Looking at the results of this final model on new data we see that it performs very well, but not quite as well as our random forest model. It’s accuracy is 83% and auc is 0.9114. It looks like the model we will be using on our submission data will be the random forest model.
ttnc_model_test <- ttnc_model_test %>%
mutate(survived = recode(survived, `0` = "didnt_survive",
`1` = "survived"))
ttnc_preds <- predict(gbm_predict, ttnc_model_test)
mean(ttnc_model_test$survived == ttnc_preds)## [1] 0.8324022
ttnc_preds <- predict(gbm_predict, ttnc_model_test, type= "prob")
gbm_ROC <- roc(ttnc_model_test$survived, ttnc_preds$survived)## Setting levels: control = didnt_survive, case = survived
## Setting direction: controls < cases
## Area under the curve: 0.9059
So now that we know our random forest model performed the best on new data we will be using that model on our submission data. First, we need to train it on all of our training data. Because we used a tunelength to have caret use multiple setting for the random forest model we need to inspect it to see what its final setting were. We see that the setting were mtry = 4, splitule = gini and min.node.size = 1. We set these in the tuneGrid in caret and retrain this model on the entire dataset we have.
## Random Forest
##
## 712 samples
## 9 predictor
## 2 classes: 'didnt_survive', 'survived'
##
## No pre-processing
## Resampling: Bootstrapped (25 reps)
## Summary of sample sizes: 712, 712, 712, 712, 712, 712, ...
## Resampling results across tuning parameters:
##
## mtry splitrule Accuracy Kappa
## 2 gini 0.8000553 0.5625751
## 2 extratrees 0.7950035 0.5496135
## 3 gini 0.8091946 0.5874376
## 3 extratrees 0.8047130 0.5755170
## 4 gini 0.8139886 0.6002962
## 4 extratrees 0.8034914 0.5746161
## 5 gini 0.8115231 0.5966845
## 5 extratrees 0.8032077 0.5756824
## 6 gini 0.8098023 0.5933574
## 6 extratrees 0.8038111 0.5785518
## 7 gini 0.8065610 0.5874703
## 7 extratrees 0.8047132 0.5815899
## 8 gini 0.8020022 0.5788444
## 8 extratrees 0.8016775 0.5757492
## 10 gini 0.7915662 0.5580663
## 10 extratrees 0.7979620 0.5688669
## 11 gini 0.7884934 0.5522858
## 11 extratrees 0.7954896 0.5643153
## 12 gini 0.7858531 0.5473523
## 12 extratrees 0.7922505 0.5580490
## 13 gini 0.7847093 0.5448121
## 13 extratrees 0.7896716 0.5531682
## 14 gini 0.7820927 0.5398599
## 14 extratrees 0.7863984 0.5466854
## 15 gini 0.7832345 0.5422270
## 15 extratrees 0.7852720 0.5449786
## 16 gini 0.7820115 0.5395912
## 16 extratrees 0.7842289 0.5429885
## 18 gini 0.7787147 0.5327663
## 18 extratrees 0.7805860 0.5352416
##
## Tuning parameter 'min.node.size' was held constant at a value of 1
## Accuracy was used to select the optimal model using the largest value.

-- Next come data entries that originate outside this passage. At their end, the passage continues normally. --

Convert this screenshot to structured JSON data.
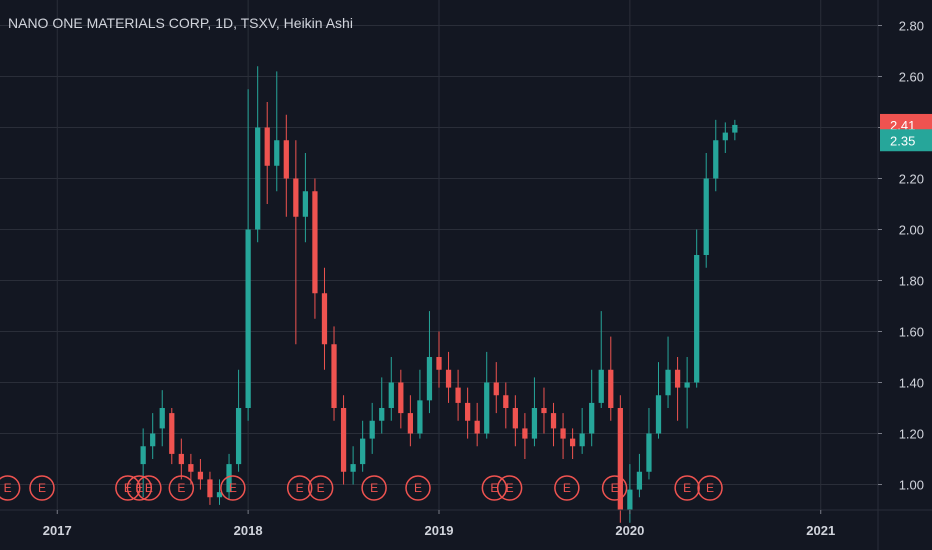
{
  "chart_data": {
    "type": "candlestick",
    "title": "NANO ONE MATERIALS CORP, 1D, TSXV, Heikin Ashi",
    "ylim": [
      0.9,
      2.9
    ],
    "y_ticks": [
      "2.80",
      "2.60",
      "2.40",
      "2.20",
      "2.00",
      "1.80",
      "1.60",
      "1.40",
      "1.20",
      "1.00"
    ],
    "x_ticks": [
      "2017",
      "2018",
      "2019",
      "2020",
      "2021"
    ],
    "x_range": [
      2016.7,
      2021.3
    ],
    "grid": true,
    "price_badges": [
      {
        "label": "2.41",
        "value": 2.41,
        "color": "#ef5350"
      },
      {
        "label": "2.35",
        "value": 2.35,
        "color": "#26a69a"
      }
    ],
    "earnings_marker_label": "E",
    "earnings_dates": [
      2016.74,
      2016.92,
      2017.37,
      2017.43,
      2017.48,
      2017.65,
      2017.92,
      2018.27,
      2018.38,
      2018.66,
      2018.89,
      2019.29,
      2019.37,
      2019.67,
      2019.92,
      2020.3,
      2020.42
    ],
    "series": [
      {
        "up_color": "#26a69a",
        "down_color": "#ef5350",
        "x": [
          2017.45,
          2017.5,
          2017.55,
          2017.6,
          2017.65,
          2017.7,
          2017.75,
          2017.8,
          2017.85,
          2017.9,
          2017.95,
          2018.0,
          2018.05,
          2018.1,
          2018.15,
          2018.2,
          2018.25,
          2018.3,
          2018.35,
          2018.4,
          2018.45,
          2018.5,
          2018.55,
          2018.6,
          2018.65,
          2018.7,
          2018.75,
          2018.8,
          2018.85,
          2018.9,
          2018.95,
          2019.0,
          2019.05,
          2019.1,
          2019.15,
          2019.2,
          2019.25,
          2019.3,
          2019.35,
          2019.4,
          2019.45,
          2019.5,
          2019.55,
          2019.6,
          2019.65,
          2019.7,
          2019.75,
          2019.8,
          2019.85,
          2019.9,
          2019.95,
          2020.0,
          2020.05,
          2020.1,
          2020.15,
          2020.2,
          2020.25,
          2020.3,
          2020.35,
          2020.4,
          2020.45,
          2020.5,
          2020.55
        ],
        "close": [
          1.15,
          1.2,
          1.3,
          1.12,
          1.08,
          1.05,
          1.02,
          0.95,
          0.97,
          1.08,
          1.3,
          2.0,
          2.4,
          2.25,
          2.35,
          2.2,
          2.05,
          2.15,
          1.75,
          1.55,
          1.3,
          1.05,
          1.08,
          1.18,
          1.25,
          1.3,
          1.4,
          1.28,
          1.2,
          1.33,
          1.5,
          1.45,
          1.38,
          1.32,
          1.25,
          1.2,
          1.4,
          1.35,
          1.3,
          1.22,
          1.18,
          1.3,
          1.28,
          1.22,
          1.18,
          1.15,
          1.2,
          1.32,
          1.45,
          1.3,
          0.9,
          0.98,
          1.05,
          1.2,
          1.35,
          1.45,
          1.38,
          1.4,
          1.9,
          2.2,
          2.35,
          2.38,
          2.41
        ],
        "open": [
          1.08,
          1.15,
          1.22,
          1.28,
          1.12,
          1.08,
          1.05,
          1.02,
          0.95,
          0.97,
          1.08,
          1.3,
          2.0,
          2.4,
          2.25,
          2.35,
          2.2,
          2.05,
          2.15,
          1.75,
          1.55,
          1.3,
          1.05,
          1.08,
          1.18,
          1.25,
          1.3,
          1.4,
          1.28,
          1.2,
          1.33,
          1.5,
          1.45,
          1.38,
          1.32,
          1.25,
          1.2,
          1.4,
          1.35,
          1.3,
          1.22,
          1.18,
          1.3,
          1.28,
          1.22,
          1.18,
          1.15,
          1.2,
          1.32,
          1.45,
          1.3,
          0.9,
          0.98,
          1.05,
          1.2,
          1.35,
          1.45,
          1.38,
          1.4,
          1.9,
          2.2,
          2.35,
          2.38
        ],
        "high": [
          1.22,
          1.28,
          1.37,
          1.3,
          1.18,
          1.12,
          1.1,
          1.05,
          1.02,
          1.12,
          1.45,
          2.55,
          2.64,
          2.5,
          2.62,
          2.45,
          2.35,
          2.3,
          2.2,
          1.85,
          1.62,
          1.35,
          1.15,
          1.25,
          1.32,
          1.42,
          1.5,
          1.45,
          1.35,
          1.45,
          1.68,
          1.6,
          1.52,
          1.45,
          1.38,
          1.32,
          1.52,
          1.48,
          1.4,
          1.35,
          1.28,
          1.42,
          1.38,
          1.32,
          1.28,
          1.22,
          1.3,
          1.45,
          1.68,
          1.58,
          1.35,
          1.08,
          1.12,
          1.3,
          1.48,
          1.58,
          1.5,
          1.5,
          2.0,
          2.3,
          2.43,
          2.42,
          2.43
        ],
        "low": [
          0.95,
          1.1,
          1.15,
          1.08,
          1.02,
          1.0,
          0.98,
          0.92,
          0.92,
          0.94,
          1.05,
          1.25,
          1.95,
          2.1,
          2.15,
          2.05,
          1.55,
          1.95,
          1.65,
          1.45,
          1.25,
          1.0,
          1.0,
          1.05,
          1.12,
          1.2,
          1.25,
          1.22,
          1.15,
          1.18,
          1.28,
          1.38,
          1.32,
          1.25,
          1.18,
          1.15,
          1.18,
          1.28,
          1.22,
          1.15,
          1.1,
          1.15,
          1.2,
          1.15,
          1.1,
          1.1,
          1.12,
          1.15,
          1.3,
          1.25,
          0.85,
          0.85,
          0.95,
          1.02,
          1.18,
          1.3,
          1.25,
          1.22,
          1.38,
          1.85,
          2.15,
          2.3,
          2.35
        ]
      }
    ]
  }
}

## The final values used for the model were mtry = 4, splitrule = gini
## and min.node.size = 1.
rf_predict <- train(survived ~ ., titanic_train, method = "ranger",
tuneGrid = data.frame(mtry = 4, splitrule = "gini",
min.node.size = 1))Now that we have the model trained we will use it to make predictions on the final submission data. We find that while there were no NAs for fare in the train dataset, the submission dataset has one value where fare is NA. For this we impute it with the median fare before running predict.
titanic_submission <- titanic_submission %>%
mutate(fare = replace_na(fare, median(fare, na.rm = TRUE)))
prediction <- predict(rf_predict, titanic_submission)
titanic_submission <- titanic_submission %>%
bind_cols(prediction = prediction) %>%
mutate(PassengerId = passenger_id, Survived = prediction) %>%
select(PassengerId, Survived) After submitting these prediction my accuracy was 0.75598, which ranked me at 19,516 on the leaderboard for this contest on Kaggle.com. Thank you very much for view my work and I look forward to any feedback or advice anyone would like to provide.